AS winter clears away for spring, what better way to celebrate than with one of the world's most colourful events.

The Holi festival is an annual Hindu celebration held in India, Nepal and South Asian countries to mark the start of the new season.

When is Holi in 2021?

Holi is a Hindu festival that celebrates the beginning of Spring and will be celebrated on March 28 and March 29, 2021.

It is celebrated each year around the time of the vernal equinox, and is typically celebrated in March but sometimes as early as February.

It is mainly observed in both India and Nepal or other countries where there is a significant Hindu population.

However, in recent years, the festival has spread and celebrations now take place in parts of Europe and North America.

In India, the Lathmar Holi festival – which is celebrated in the days before Holi – has already kicked off.

Lathmar means 'hitting with sticks'.

During the festival, the women of Barsana, the birth place of Hindu God Krishna’s beloved Radha, beat the men from Nandgaon, the hometown of Hindu God Krishna, with wooden sticks in response to their efforts to throw colour on them.

What is the festival celebrating?

The event commemorates the victory of good, peace and love over evil.

It is said the demoness Holika was conquered through unwavering devotion to the Hindu god of preservation, Lord Vishnu.

Vishnu’s reincarnation Lord Krishna liked to play pranks on village girls by drenching them in water and colours – which is where the tradition came from.

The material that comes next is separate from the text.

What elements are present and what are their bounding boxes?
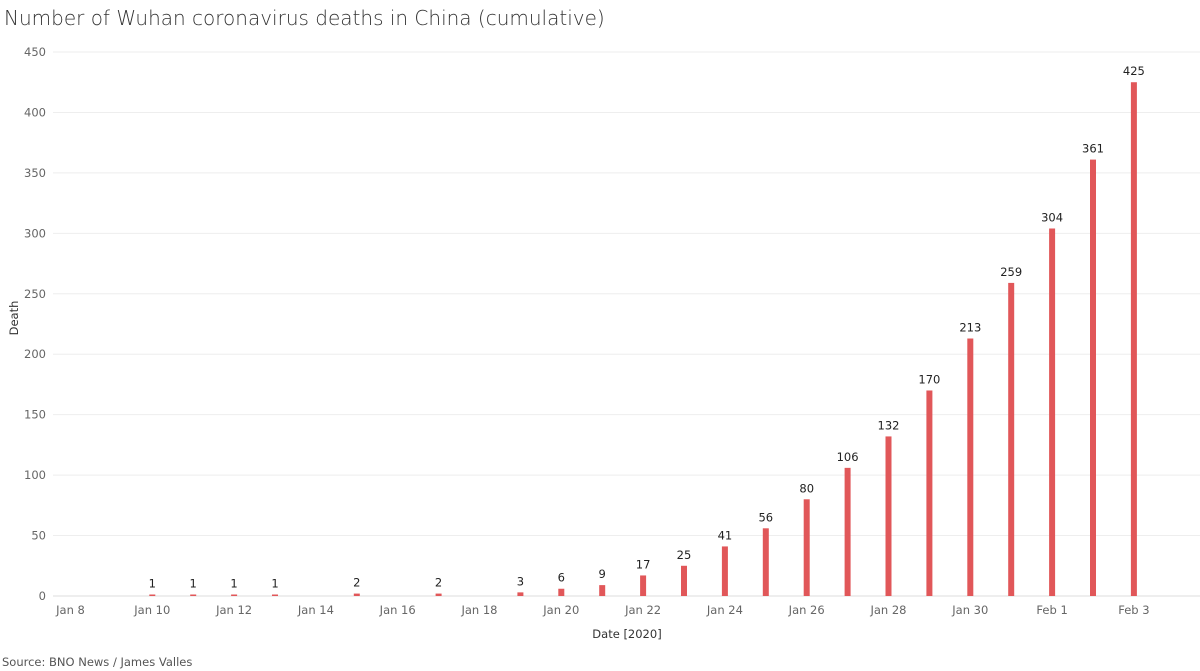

In southern Asia, Holi is celebrated on the day after the last full moon in March every year.

It starts with a Holika bonfire, singing and dancing – and, the next day, the streets explode with colour.

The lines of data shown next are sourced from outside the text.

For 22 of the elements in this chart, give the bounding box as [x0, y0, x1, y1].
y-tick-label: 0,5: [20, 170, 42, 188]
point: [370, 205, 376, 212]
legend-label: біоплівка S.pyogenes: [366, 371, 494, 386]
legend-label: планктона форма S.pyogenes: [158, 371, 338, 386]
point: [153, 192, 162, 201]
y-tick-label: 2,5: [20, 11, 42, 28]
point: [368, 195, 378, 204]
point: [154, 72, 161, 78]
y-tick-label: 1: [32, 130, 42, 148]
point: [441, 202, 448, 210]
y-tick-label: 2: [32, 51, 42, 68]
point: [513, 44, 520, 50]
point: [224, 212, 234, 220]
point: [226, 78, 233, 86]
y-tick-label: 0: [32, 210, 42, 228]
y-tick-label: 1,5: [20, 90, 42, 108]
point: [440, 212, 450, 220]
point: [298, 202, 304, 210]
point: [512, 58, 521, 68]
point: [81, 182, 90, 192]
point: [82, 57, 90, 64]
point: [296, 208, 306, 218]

Why is it called the festival of colours?

Hindus celebrate Holi by smearing coloured powder over one another, dancing under water sprinklers, and using water balloons and water guns.

The organisers believe that gulal, the coloured powder, intoxicates people so their religion and social status don’t matter.

After a day of play with colours, people clean up, wash and bathe, sober up and dress up in the evening and greet friends and relatives by visiting them and exchanging sweets.

How to celebrate the Hindu festival of colour in the UK

The first evening is known as Holika Dahan (though names vary in different regions), and sees a bonfire lit after sunset to symbolise good over evil, and the act of Holika leading Prahlad into the fire.

People gather around to sing and dance, and bonfires are often adorned with effigies of Holika.